Understanding Model Reasoning Through Thought Anchors: A Comparative Study of Qwen3 and DeepSeek-R1

Community Article Published July 23, 2025

How do different language models think? A mechanistic interpretability study using thought anchors reveals surprising insights about reasoning evolution.

Introduction

Understanding how language models reason has become one of the most important challenges in AI safety and interpretability. While we can observe model outputs, the internal reasoning processes that lead to those outputs remain largely opaque. This study introduces a novel approach to peer inside the "black box" of model reasoning using thought anchors - critical sentences that significantly impact the probability of successful task completion.

Building on the original thought anchors concept introduced by Bogdan et al. (2025), we implemented this methodology using our Pivotal Token Search (PTS) library to analyze two distinct language models: Qwen3-0.6B and DeepSeek-R1-Distill-Qwen-1.5B. Our findings reveal unexpected insights about how reasoning capabilities have evolved between these models.

What Are Thought Anchors?

Thought anchors are sentences within a model's reasoning trace that have a significant causal impact on the success probability of completing a task. Unlike traditional interpretability methods that focus on individual tokens or attention patterns, thought anchors capture sentence-level reasoning steps that matter most for task completion.

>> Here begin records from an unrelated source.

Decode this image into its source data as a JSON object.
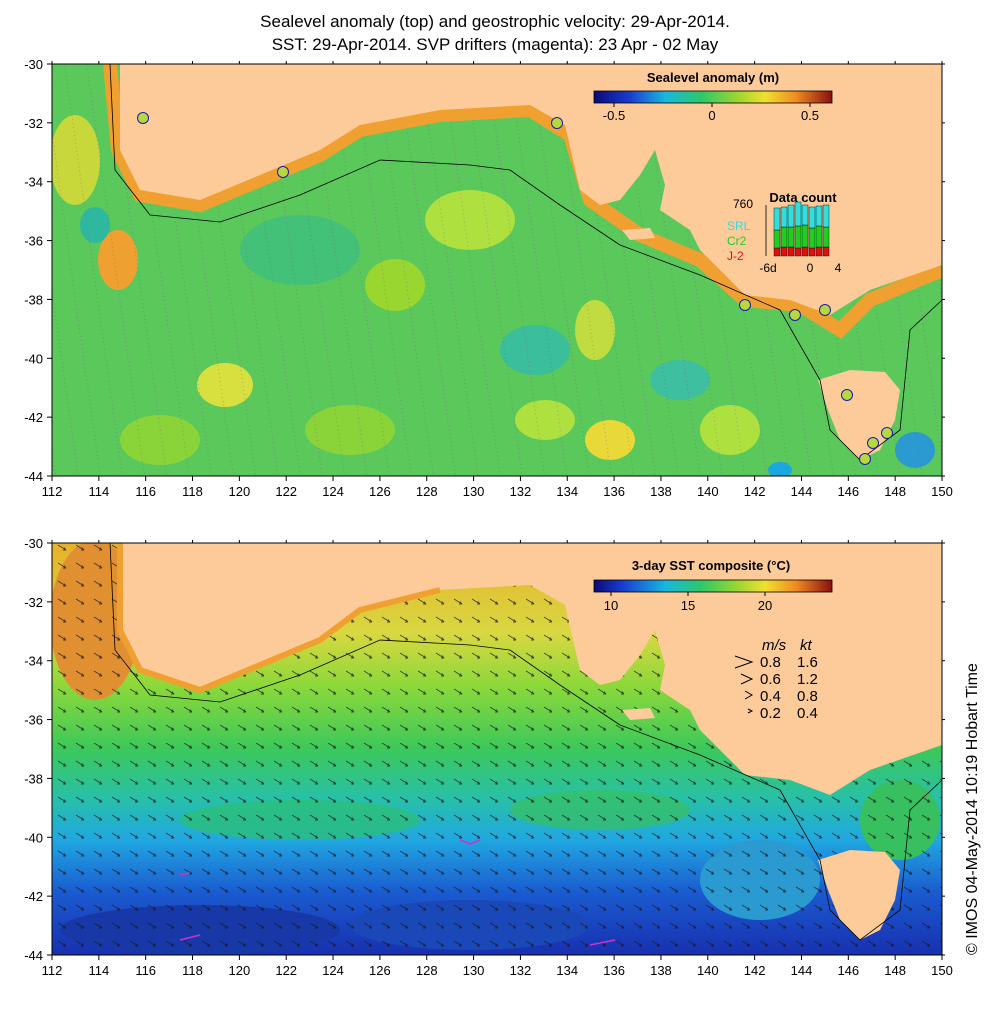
{
  "titles": {
    "line1": "Sealevel anomaly (top) and geostrophic velocity: 29-Apr-2014.",
    "line2": "SST: 29-Apr-2014. SVP drifters (magenta): 23 Apr - 02 May"
  },
  "axes": {
    "lon_ticks": [
      "112",
      "114",
      "116",
      "118",
      "120",
      "122",
      "124",
      "126",
      "128",
      "130",
      "132",
      "134",
      "136",
      "138",
      "140",
      "142",
      "144",
      "146",
      "148",
      "150"
    ],
    "lat_ticks": [
      "-30",
      "-32",
      "-34",
      "-36",
      "-38",
      "-40",
      "-42",
      "-44"
    ]
  },
  "top_map": {
    "colorbar_title": "Sealevel anomaly (m)",
    "colorbar_ticks": [
      "-0.5",
      "0",
      "0.5"
    ],
    "data_count": {
      "title": "Data count",
      "max_label": "760",
      "series": [
        "SRL",
        "Cr2",
        "J-2"
      ],
      "series_colors": [
        "#33dddd",
        "#22cc22",
        "#dd1111"
      ],
      "x_ticks": [
        "-6d",
        "0",
        "4"
      ]
    }
  },
  "bottom_map": {
    "colorbar_title": "3-day SST composite (°C)",
    "colorbar_ticks": [
      "10",
      "15",
      "20"
    ],
    "speed_legend": {
      "header_ms": "m/s",
      "header_kt": "kt",
      "rows": [
        {
          "ms": "0.8",
          "kt": "1.6"
        },
        {
          "ms": "0.6",
          "kt": "1.2"
        },
        {
          "ms": "0.4",
          "kt": "0.8"
        },
        {
          "ms": "0.2",
          "kt": "0.4"
        }
      ]
    }
  },
  "credit": "© IMOS 04-May-2014 10:19 Hobart Time",
  "colors": {
    "land": "#fdcb99",
    "ocean_mid": "#5bc85b",
    "warm": "#f2a32a",
    "cold": "#1b3cc4"
  }
}
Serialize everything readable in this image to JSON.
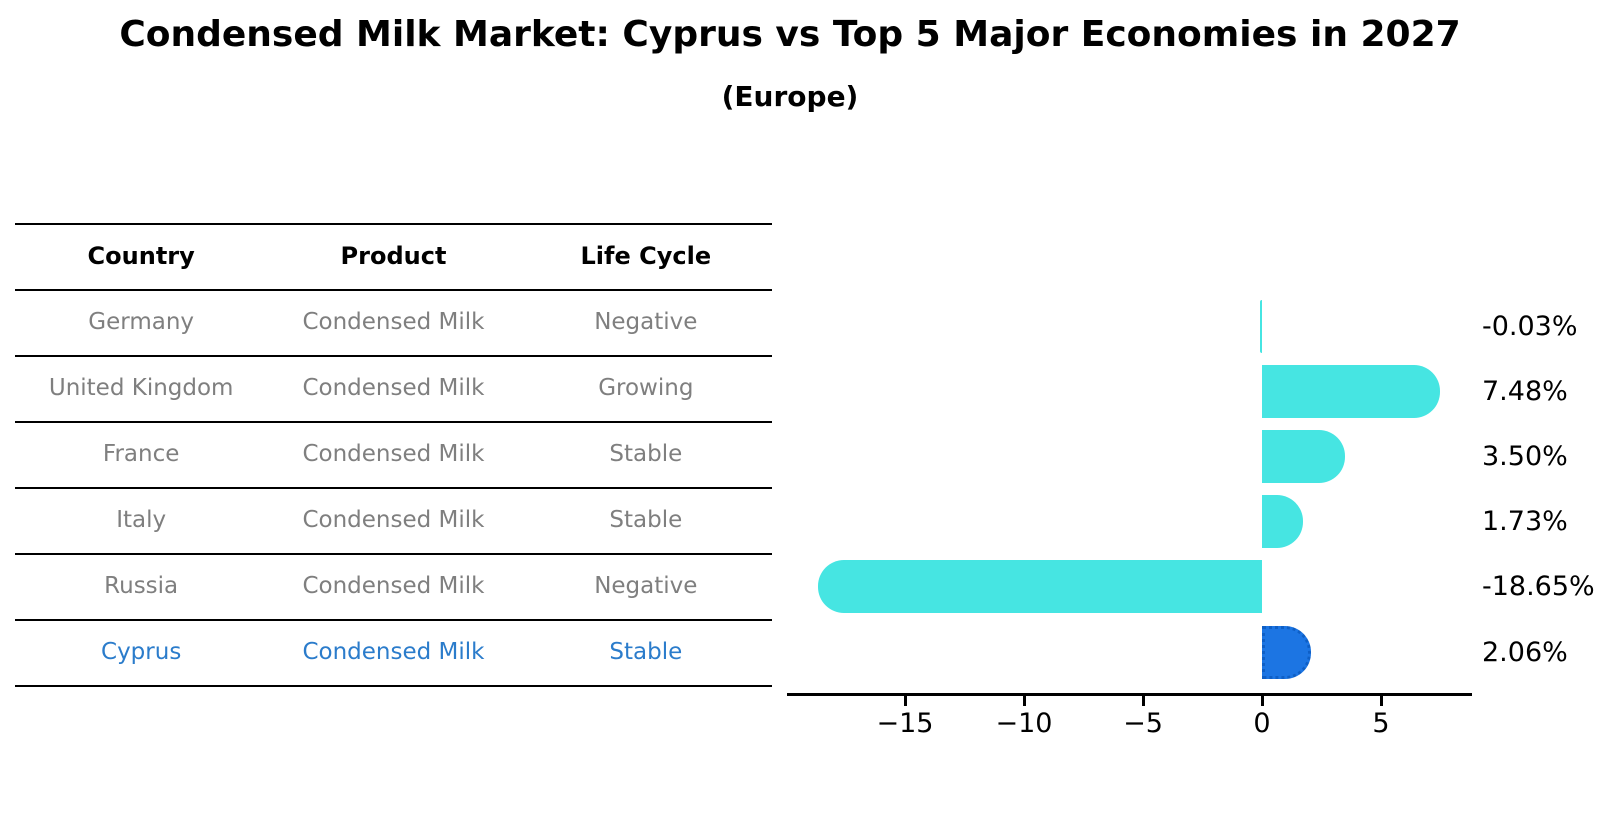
{
  "header": {
    "title": "Condensed Milk Market: Cyprus vs Top 5 Major Economies in 2027",
    "subtitle": "(Europe)"
  },
  "table": {
    "headers": [
      "Country",
      "Product",
      "Life Cycle"
    ],
    "rows": [
      {
        "country": "Germany",
        "product": "Condensed Milk",
        "life_cycle": "Negative",
        "highlighted": false
      },
      {
        "country": "United Kingdom",
        "product": "Condensed Milk",
        "life_cycle": "Growing",
        "highlighted": false
      },
      {
        "country": "France",
        "product": "Condensed Milk",
        "life_cycle": "Stable",
        "highlighted": false
      },
      {
        "country": "Italy",
        "product": "Condensed Milk",
        "life_cycle": "Stable",
        "highlighted": false
      },
      {
        "country": "Russia",
        "product": "Condensed Milk",
        "life_cycle": "Negative",
        "highlighted": false
      },
      {
        "country": "Cyprus",
        "product": "Condensed Milk",
        "life_cycle": "Stable",
        "highlighted": true
      }
    ]
  },
  "chart_data": {
    "type": "bar",
    "orientation": "horizontal",
    "title": "Condensed Milk Market: Cyprus vs Top 5 Major Economies in 2027 (Europe)",
    "categories": [
      "Germany",
      "United Kingdom",
      "France",
      "Italy",
      "Russia",
      "Cyprus"
    ],
    "values": [
      -0.03,
      7.48,
      3.5,
      1.73,
      -18.65,
      2.06
    ],
    "value_labels": [
      "-0.03%",
      "7.48%",
      "3.50%",
      "1.73%",
      "-18.65%",
      "2.06%"
    ],
    "xlabel": "",
    "ylabel": "",
    "xlim": [
      -20,
      8.8
    ],
    "xticks": [
      -15,
      -10,
      -5,
      0,
      5
    ],
    "xtick_labels": [
      "−15",
      "−10",
      "−5",
      "0",
      "5"
    ],
    "grid": false,
    "legend": null,
    "bar_color": "#46e5e2",
    "highlight_color": "#1c75e3",
    "highlight_index": 5,
    "highlight_category": "Cyprus"
  },
  "colors": {
    "bar_cyan": "#46e5e2",
    "bar_blue": "#1c75e3",
    "table_text_gray": "#7f7f7f",
    "table_text_blue": "#2b7ccb",
    "axis_black": "#000000"
  }
}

The methodology, as introduced by Bogdan et al. (2025), works by:

  1. Generating reasoning traces using chain-of-thought prompting with <think> tags
  2. Identifying critical sentences using counterfactual analysis
  3. Measuring impact by comparing success probabilities with and without each sentence
  4. Analyzing failure modes to understand common reasoning pitfalls

Our PTS implementation extends this approach by:

  • Collecting comprehensive metadata about each thought anchor
  • Generating 384-dimensional semantic embeddings for clustering analysis
  • Tracking causal dependencies between reasoning steps
  • Categorizing failure modes for systematic analysis

Dataset Overview

Thought Anchor Generation Process

To ensure fair comparison between models, we used identical experimental conditions for both Qwen3 and DeepSeek-R1:

Data Source: Both models were evaluated on the same subset of the GSM8K dataset - a standard benchmark for mathematical reasoning containing grade school math word problems.

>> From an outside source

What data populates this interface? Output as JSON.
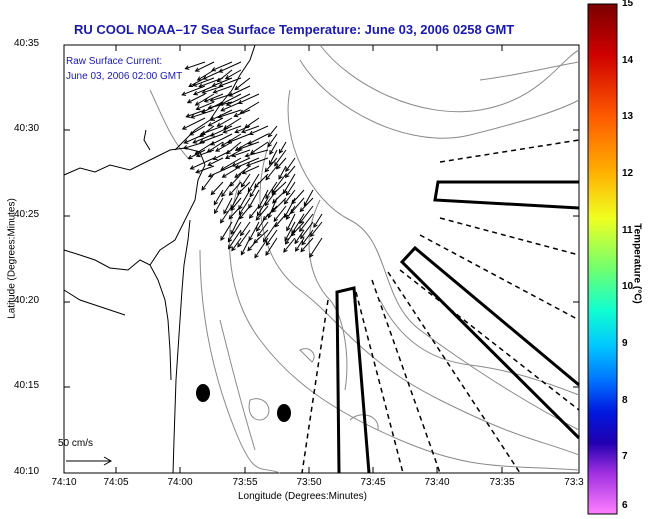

Generation Settings: Using our PTS library, we generated thought anchors with consistent parameters:

  • Same temperature and sampling settings
  • Identical prompt templates with <think> tags for chain-of-thought reasoning
  • Same oracle evaluation criteria for determining task success
  • Consistent counterfactual analysis methodology

Resulting Datasets:

  • Qwen3-0.6B: 148 thought anchors from 56 mathematical reasoning queries
  • DeepSeek-R1-Distill-Qwen-1.5B: 110 thought anchors from 32 mathematical reasoning queries

The difference in dataset sizes reflects the models' different reasoning patterns - Qwen3 generated more diverse reasoning traces per query, while DeepSeek-R1 produced more focused, concise reasoning steps.

Both datasets are available on HuggingFace:

Key Findings: Different Reasoning Architectures Revealed

Our analysis uncovered fundamental differences in how these models approach reasoning, revealing distinct cognitive architectures that challenge simple notions of "better" vs "worse" reasoning.

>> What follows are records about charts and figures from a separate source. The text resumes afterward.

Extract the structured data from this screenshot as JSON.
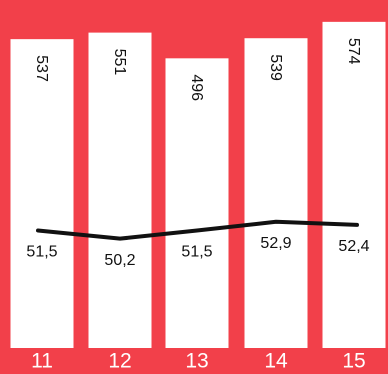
{
  "colors": {
    "background": "#f2404a",
    "bar": "#ffffff",
    "line": "#111111",
    "text_dark": "#111111",
    "text_light": "#ffffff"
  },
  "chart_data": {
    "type": "bar",
    "categories": [
      "11",
      "12",
      "13",
      "14",
      "15"
    ],
    "series": [
      {
        "type": "bar",
        "values": [
          537,
          551,
          496,
          539,
          574
        ],
        "labels": [
          "537",
          "551",
          "496",
          "539",
          "574"
        ]
      },
      {
        "type": "line",
        "values": [
          51.5,
          50.2,
          51.5,
          52.9,
          52.4
        ],
        "labels": [
          "51,5",
          "50,2",
          "51,5",
          "52,9",
          "52,4"
        ]
      }
    ],
    "grid": false,
    "legend": "none"
  }
}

Finding 1: Concentrated vs Distributed Reasoning Strategies

The models exhibit fundamentally different reasoning impact patterns:

  • DeepSeek-R1: 0.408 average prob_delta (concentrated reasoning)
  • Qwen3: 0.278 average prob_delta (distributed reasoning)

Important Context: DeepSeek-R1 is a larger model (1.5B parameters) compared to Qwen3 (0.6B parameters), and appears optimized for reasoning tasks through distillation from larger reasoning-focused models.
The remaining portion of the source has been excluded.